Suatu tingkah laku dapat terwujud apabila struktur jasmani telah ditempati struktur ruh. Proses ini terjadi pada manusia ketika usia empat bulan di dalam kandungan. Saat ini manusia memiliki struktur nafsani. Oleh karena fitrah struktur jasmani seperti inilah maka ia tidak mampu bereksistensi dengan sendirinya.

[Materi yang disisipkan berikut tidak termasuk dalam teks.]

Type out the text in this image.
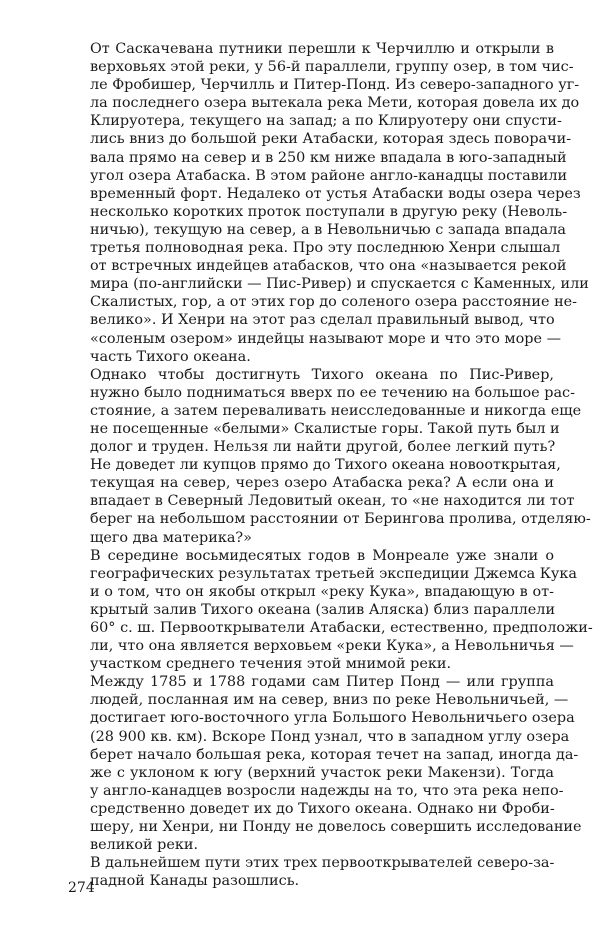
От Саскачевана путники перешли к Черчиллю и открыли в
верховьях этой реки, у 56-й параллели, группу озер, в том чис-
ле Фробишер, Черчилль и Питер-Понд. Из северо-западного уг-
ла последнего озера вытекала река Мети, которая довела их до
Клируотера, текущего на запад; а по Клируотеру они спусти-
лись вниз до большой реки Атабаски, которая здесь поворачи-
вала прямо на север и в 250 км ниже впадала в юго-западный
угол озера Атабаска. В этом районе англо-канадцы поставили
временный форт. Недалеко от устья Атабаски воды озера через
несколько коротких проток поступали в другую реку (Неволь-
ничью), текущую на север, а в Невольничью с запада впадала
третья полноводная река. Про эту последнюю Хенри слышал
от встречных индейцев атабасков, что она «называется рекой
мира (по-английски — Пис-Ривер) и спускается с Каменных, или
Скалистых, гор, а от этих гор до соленого озера расстояние не-
велико». И Хенри на этот раз сделал правильный вывод, что
«соленым озером» индейцы называют море и что это море —
часть Тихого океана.
Однако чтобы достигнуть Тихого океана по Пис-Ривер,
нужно было подниматься вверх по ее течению на большое рас-
стояние, а затем переваливать неисследованные и никогда еще
не посещенные «белыми» Скалистые горы. Такой путь был и
долог и труден. Нельзя ли найти другой, более легкий путь?
Не доведет ли купцов прямо до Тихого океана новооткрытая,
текущая на север, через озеро Атабаска река? А если она и
впадает в Северный Ледовитый океан, то «не находится ли тот
берег на небольшом расстоянии от Берингова пролива, отделяю-
щего два материка?»
В середине восьмидесятых годов в Монреале уже знали о
географических результатах третьей экспедиции Джемса Кука
и о том, что он якобы открыл «реку Кука», впадающую в от-
крытый залив Тихого океана (залив Аляска) близ параллели
60° с. ш. Первооткрыватели Атабаски, естественно, предположи-
ли, что она является верховьем «реки Кука», а Невольничья —
участком среднего течения этой мнимой реки.
Между 1785 и 1788 годами сам Питер Понд — или группа
людей, посланная им на север, вниз по реке Невольничьей, —
достигает юго-восточного угла Большого Невольничьего озера
(28 900 кв. км). Вскоре Понд узнал, что в западном углу озера
берет начало большая река, которая течет на запад, иногда да-
же с уклоном к югу (верхний участок реки Макензи). Тогда
у англо-канадцев возросли надежды на то, что эта река непо-
средственно доведет их до Тихого океана. Однако ни Фроби-
шеру, ни Хенри, ни Понду не довелось совершить исследование
великой реки.
В дальнейшем пути этих трех первооткрывателей северо-за-
падной Канады разошлись.
274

Konsep kepribadian Islam semacam itu berbeda dengan persepsi psikologi Iblis, Iblis menduga bahwa subtansi dirinya lebih baik daripada subtansi manusia. Ia tercipta dari api sedanga manusia tercipta dari tanah. Api yang menjadi bahan penciptaan Iblis lebih baik naturnya daripada tanah yang menjadi bahan dasar penciptan manusia. Allah. Swt. Berfirman: Aku lebih baik darinya , karena Engkau ciptakan aku dari api, sedangkan ia Engkau ciptakan dari tanah”. (Qs. Shad 38:76). Menurut Ikhwan al-Shafa, Iblis mengalami kesalahan persepsi dalam melihat keutuhan manusia. Iblis hanya melihat aspek fisik manusia tanpa melihat aspek rohaninya. Oleh karena kesalahan persepsi ini ia enggan bersujud kepada Adam As. Ketika ditiupkan ruh padanya.

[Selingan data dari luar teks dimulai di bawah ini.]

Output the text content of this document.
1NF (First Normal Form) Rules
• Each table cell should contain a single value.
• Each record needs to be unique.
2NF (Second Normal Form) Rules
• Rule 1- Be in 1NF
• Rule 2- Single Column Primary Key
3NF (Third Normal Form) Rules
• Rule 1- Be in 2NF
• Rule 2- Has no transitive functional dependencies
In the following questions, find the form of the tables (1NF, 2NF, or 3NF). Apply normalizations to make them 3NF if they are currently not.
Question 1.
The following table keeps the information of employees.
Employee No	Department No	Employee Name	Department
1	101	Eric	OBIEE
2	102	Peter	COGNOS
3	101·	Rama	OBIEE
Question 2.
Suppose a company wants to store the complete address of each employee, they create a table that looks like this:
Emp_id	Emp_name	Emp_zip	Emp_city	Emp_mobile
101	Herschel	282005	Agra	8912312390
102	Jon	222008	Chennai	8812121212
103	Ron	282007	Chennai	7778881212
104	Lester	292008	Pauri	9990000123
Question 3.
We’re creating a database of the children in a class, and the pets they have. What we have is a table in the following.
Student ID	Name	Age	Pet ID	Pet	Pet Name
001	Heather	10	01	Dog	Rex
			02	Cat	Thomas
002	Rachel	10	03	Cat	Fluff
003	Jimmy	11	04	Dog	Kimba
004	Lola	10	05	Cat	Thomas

Kesalahan persepsi Iblis ternyata tidak berhenti disitu saja. Banyak pakar kontemporer mewarisi persepsi tersebut. Mereka menentukan subtansi manusia sama dengan binatang. Sekalipun manusia berpotensi untuk mengaktualisasikan subtansi kehewanannya., bahkan ia lebih hina daripada hewan, tetapi ia tetap makhluk yang bernama manusia, yang harus mempertangggung jawabkan perbuatannya.

Persoalan yang muncul kemudian adalah bagaimana eksistensi kepribadian manusia yang tidak menggunakan potensinya atau kepribadiannya yang non-agamis. Apakah ia disamakan subtansinya dengan hewan?. Ataukah ia diperlakukan seperti hewan? Apakah dia bisa terbebas dari tanggung jawab sosial dan agama? Jawabannya tentu tidak. Kepribadian manusia yang tidak berakal atau tidak beragama tetap dikatakan sebagai kepribadian manusia bukan kepribadian hewan. Oleh karena kedudukannya sebagai kepribadian manusia, kepribadian itu mendapatkan perhitungan kelak di hari ahirat, bukan dibiarkan begitu saja seperti kepribadian hewan.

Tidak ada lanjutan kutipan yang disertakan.